Plot thickened by villain No.1 having a dark secret, which must at all costs be kept secret. He had already, for many years, been paying a stipend to the mother of the double on this account. A secret which would have been much harder for him to pull off once the General Register Office had got under way.

Drawing master returns from an expedition to the jungle and, after many torments and trials, sorts it all out, with vital support from the heroine's devoted sister. Or perhaps half-sister. Hardly a policeman to be seen at all, although the lawyers do rather better.

Walk on role towards the end for sundry dastardly foreign spies, agents and plotters, with which, given the nationalisms of various sorts which were then gripping the peripheries of the empires of Russia, Austria and the Turk, one presumes that the London of the time swarmed.

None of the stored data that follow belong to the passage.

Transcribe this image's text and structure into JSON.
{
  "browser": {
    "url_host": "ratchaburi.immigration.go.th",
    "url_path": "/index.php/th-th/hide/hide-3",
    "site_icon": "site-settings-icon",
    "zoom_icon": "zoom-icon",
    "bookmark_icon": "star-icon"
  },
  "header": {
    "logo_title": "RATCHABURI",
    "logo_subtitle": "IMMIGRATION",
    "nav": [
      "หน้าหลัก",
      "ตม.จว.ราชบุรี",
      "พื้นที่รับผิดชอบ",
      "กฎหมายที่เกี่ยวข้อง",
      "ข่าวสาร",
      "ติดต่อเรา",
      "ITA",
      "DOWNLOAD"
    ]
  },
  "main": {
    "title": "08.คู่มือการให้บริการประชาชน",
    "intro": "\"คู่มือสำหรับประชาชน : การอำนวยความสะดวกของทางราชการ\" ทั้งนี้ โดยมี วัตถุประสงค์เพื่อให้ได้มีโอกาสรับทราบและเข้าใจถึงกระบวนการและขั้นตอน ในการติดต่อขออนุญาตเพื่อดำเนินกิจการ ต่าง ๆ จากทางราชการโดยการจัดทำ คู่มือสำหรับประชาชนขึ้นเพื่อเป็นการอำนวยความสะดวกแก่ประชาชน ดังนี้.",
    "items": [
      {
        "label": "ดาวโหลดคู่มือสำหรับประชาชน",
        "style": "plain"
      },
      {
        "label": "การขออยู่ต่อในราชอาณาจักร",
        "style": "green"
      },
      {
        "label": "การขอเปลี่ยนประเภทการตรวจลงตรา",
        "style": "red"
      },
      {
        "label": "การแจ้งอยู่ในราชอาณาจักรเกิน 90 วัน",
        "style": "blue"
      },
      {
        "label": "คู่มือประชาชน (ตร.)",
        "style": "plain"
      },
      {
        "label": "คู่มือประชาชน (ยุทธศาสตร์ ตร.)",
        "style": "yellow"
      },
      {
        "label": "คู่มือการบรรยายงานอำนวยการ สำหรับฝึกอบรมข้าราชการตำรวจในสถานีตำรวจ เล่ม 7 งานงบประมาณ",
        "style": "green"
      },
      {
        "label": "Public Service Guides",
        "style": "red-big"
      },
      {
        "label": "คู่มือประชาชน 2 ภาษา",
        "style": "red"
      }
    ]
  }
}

Despite my opening remarks, very much a whodunnit, recognisably of the same genre as that of the great Agatha. One wanted, despite the thick prose, to know how it all worked out. But a more genteel tale in that, while there is villainy, murder is not part of the story proper, although villain No.2 is tidied up at the end - and with his naked body being publicly exhibited in the Paris Morgue, the custom, it seems of that place and time. And, furthermore, not deterred by the long winded prose, next stop 'The Moonstone'.

PS: slightly puzzled in that the General Register Office was up and running well before this novel was written. Maybe it took some years before the inspection facilities which I knew in the 1970's were up and running. It seems unlikely that Collins would not have known of it.